Twister Spread: bringing data science to mogul skiing

Discover “Twister Spread,” our latest project, transforming how mogul skiing coaches analyze race results! Tom being a former mogul skier turned engineer, we are tackling the time-consuming process of manually extracting data from PDFs.

Twister Spread: bringing data science to mogul skiing

Hi there, Tom here! This week's article will be going over our latest project, Twister Spread. As some of you might know, I competed in mogul skiing up until last season, where I chose to focus 100% percent of my time on my engineering career. However, my passion for this sport didn't end there, and I'm now so happy to be working as a computer scientist, to help out fellow athletes!

What is mogul skiing?

Mogul skiing (ski de bosses in French) is a freestyle skiing discipline where athletes navigate a steep, bumpy slope (moguls) while performing quick, precise turns and aerial tricks on two jumps (one at the top of the run, and another at the bottom). Scoring combines technique (60%), aerial execution (20%), and speed (20%). Here is a video for reference:

After each mogul race, the results are handed out in a PDF file that is particularly hard to read. Coaches and athletes then have to copy out all these numbers one by one into Excel spreadsheets, in order to analyze them, and figure out how to improve before the next race. This is a long, painful, and error-prone process. Here is an example of the PDF files:

After identifying this problem, we first set out to gather feedback from coaches who currently do all this hard work by hand. After teaming up with coaches from all over the world (Great Britain, France, Austria), we quickly found the following pain points:

  • The manual extraction of the results is extremely slow
  • The statistics are complicated to calculate
  • The tabular data in Excel is not visual enough
  • This process takes too much time, and the feedback is often delayed

The solution

Here is our answer to this complicated question.

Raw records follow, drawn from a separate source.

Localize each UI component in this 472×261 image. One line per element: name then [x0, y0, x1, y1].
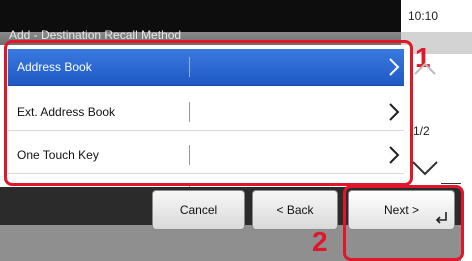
cancel-button[interactable]: Cancel [152, 190, 245, 230]
page-indicator: 1/2 [413, 124, 430, 138]
back-button[interactable]: < Back [252, 190, 338, 230]
scroll-up-button[interactable] [409, 54, 441, 86]
scroll-down-button[interactable] [409, 154, 441, 182]
annotation-leader-line [441, 183, 461, 184]
callout-box-next [343, 185, 464, 261]
callout-box-list [4, 40, 413, 186]
clock: 10:10 [401, 0, 472, 32]
callout-number-2: 2 [312, 226, 328, 257]
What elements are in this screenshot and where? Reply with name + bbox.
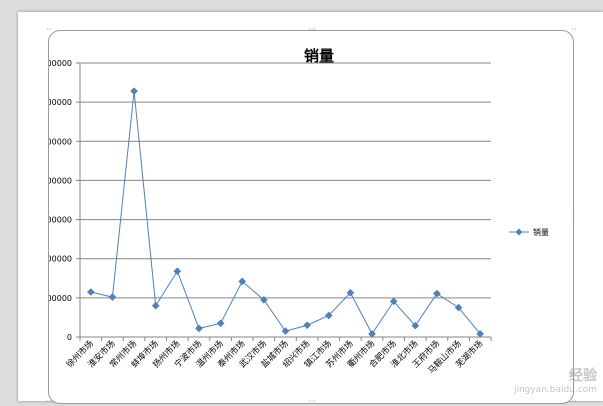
watermark-site: jingyan.baidu.com [513, 385, 597, 395]
data-point-1 [108, 293, 117, 301]
data-point-2 [130, 87, 138, 96]
resize-handle-bottom-left[interactable]: ·· [45, 398, 53, 406]
y-tick-label-100000: 100000 [49, 294, 72, 303]
data-point-16 [433, 289, 441, 298]
resize-handle-top[interactable]: ··· [308, 26, 316, 34]
resize-handle-bottom-right[interactable]: ·· [570, 398, 578, 406]
y-tick-label-200000: 200000 [49, 255, 72, 264]
resize-handle-top-right[interactable]: ·· [570, 26, 578, 34]
data-point-6 [216, 319, 225, 328]
line-chart: 销量01000002000003000004000005000006000007… [49, 47, 549, 376]
y-tick-label-500000: 500000 [49, 137, 72, 146]
chart-title: 销量 [304, 47, 334, 65]
y-tick-label-700000: 700000 [49, 59, 72, 68]
data-point-10 [303, 321, 311, 330]
legend-label: 销量 [533, 227, 549, 237]
y-tick-label-0: 0 [67, 333, 72, 342]
watermark-name: 经验 [569, 368, 597, 384]
data-point-3 [151, 301, 160, 310]
legend-marker [515, 228, 523, 236]
document-page: 销量01000002000003000004000005000006000007… [18, 12, 603, 406]
resize-handle-top-left[interactable]: ·· [45, 26, 53, 34]
data-point-4 [173, 267, 182, 276]
y-tick-label-600000: 600000 [49, 98, 72, 107]
data-point-5 [195, 324, 203, 333]
chart-object[interactable]: 销量01000002000003000004000005000006000007… [48, 30, 574, 404]
resize-handle-bottom[interactable]: ··· [308, 398, 316, 406]
data-point-13 [368, 330, 376, 338]
watermark: 经验 jingyan.baidu.com [514, 365, 597, 395]
y-tick-label-400000: 400000 [49, 176, 72, 185]
data-point-9 [281, 327, 290, 335]
resize-handle-right[interactable]: · · [570, 208, 578, 224]
data-point-0 [86, 288, 95, 296]
resize-handle-left[interactable]: · · [45, 208, 53, 224]
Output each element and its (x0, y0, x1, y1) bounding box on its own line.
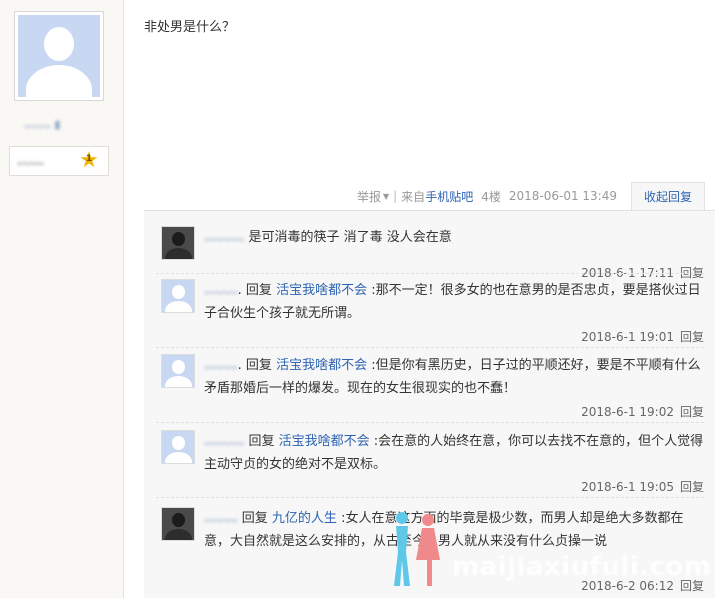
watermark-text: maijiaxiufuli.com (452, 552, 712, 582)
reply-target-link[interactable]: 活宝我啥都不会 (279, 434, 370, 449)
reply-avatar[interactable] (161, 354, 195, 388)
level-number: 1 (85, 154, 93, 164)
reply-username[interactable]: ᴗᴗᴗᴗᴗ (204, 279, 238, 302)
reply-text: ᴗᴗᴗᴗᴗ. 回复 活宝我啥都不会 :那不一定！很多女的也在意男的是否忠贞，要是… (204, 279, 704, 325)
reply-prefix: 回复 (244, 434, 279, 449)
reply-target-link[interactable]: 活宝我啥都不会 (276, 283, 367, 298)
reply-time: 2018-6-1 19:05 (581, 480, 674, 494)
reply-username[interactable]: ᴗᴗᴗᴗᴗᴗ (204, 430, 244, 453)
reply-username[interactable]: ᴗᴗᴗᴗᴗᴗ (204, 226, 244, 249)
reply-avatar[interactable] (161, 226, 195, 260)
client-link[interactable]: 手机贴吧 (425, 188, 473, 205)
reply-target-link[interactable]: 活宝我啥都不会 (276, 358, 367, 373)
reply-avatar[interactable] (161, 430, 195, 464)
couple-logo-icon (394, 512, 440, 586)
reply-username[interactable]: ᴗᴗᴗᴗᴗ (204, 507, 238, 530)
reply-text: ᴗᴗᴗᴗᴗᴗ 是可消毒的筷子 消了毒 没人会在意 (204, 226, 704, 249)
divider (156, 273, 704, 274)
post-datetime: 2018-06-01 13:49 (508, 189, 617, 203)
chevron-down-icon[interactable]: ▼ (383, 192, 389, 201)
reply-button[interactable]: 回复 (680, 330, 704, 344)
user-info-column: ᴗᴗᴗᴗ ▮ ᴗᴗᴗᴗ ★ 1 (0, 0, 124, 598)
divider (156, 497, 704, 498)
report-link[interactable]: 举报 (357, 188, 381, 205)
username[interactable]: ᴗᴗᴗᴗ ▮ (24, 118, 90, 132)
divider (156, 422, 704, 423)
reply-prefix: . 回复 (237, 283, 277, 298)
reply-text: ᴗᴗᴗᴗᴗᴗ 回复 活宝我啥都不会 :会在意的人始终在意，你可以去找不在意的，但… (204, 430, 704, 476)
reply-avatar[interactable] (161, 279, 195, 313)
divider (156, 347, 704, 348)
collapse-replies-button[interactable]: 收起回复 (630, 182, 705, 210)
reply-meta: 2018-6-1 19:01 回复 (581, 328, 704, 345)
reply-avatar[interactable] (161, 507, 195, 541)
reply-meta: 2018-6-1 19:02 回复 (581, 403, 704, 420)
reply-text: ᴗᴗᴗᴗᴗ. 回复 活宝我啥都不会 :但是你有黑历史，日子过的平顺还好，要是不平… (204, 354, 704, 400)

Getting rid of manual extraction

The results are now provided by us, instantly after each race. We then offer two options to our users:

  • Export to Excel: with the click of a button, we transform the data into an Excel spreadsheet you can download and use as you want.
  • The “Interactive Table View”: a way to view, sort and filter this table data however the user wants.

Calculating statistics

The idea here is to pre-calculate stats for coaches, so they can quickly get to advising their athletes. The best way we found to do so is to keep the same format coaches are used to, replacing the raw data with the stats. For example, coaches need to be able to compare the athletes results two by two. Here is our take on this, displaying the same results relative to one athlete:

Making data visual

Even though these tools are powerful, interpreting the info can be complicated. That's why we also developed a visual interface to display data, and make it simpler to analyze.

Conclusion

As an ex-athlete, this is probably one of, if not the most interesting project I've ever worked on. Solving real world problems in a field I hold dear to my heart is so motivating, and seeing all the positive feedback we are getting is truly marvelous!

We hoped you enjoyed this introductory article, and will be posting a few more to show and explain the new features we implement all throughout this winter season!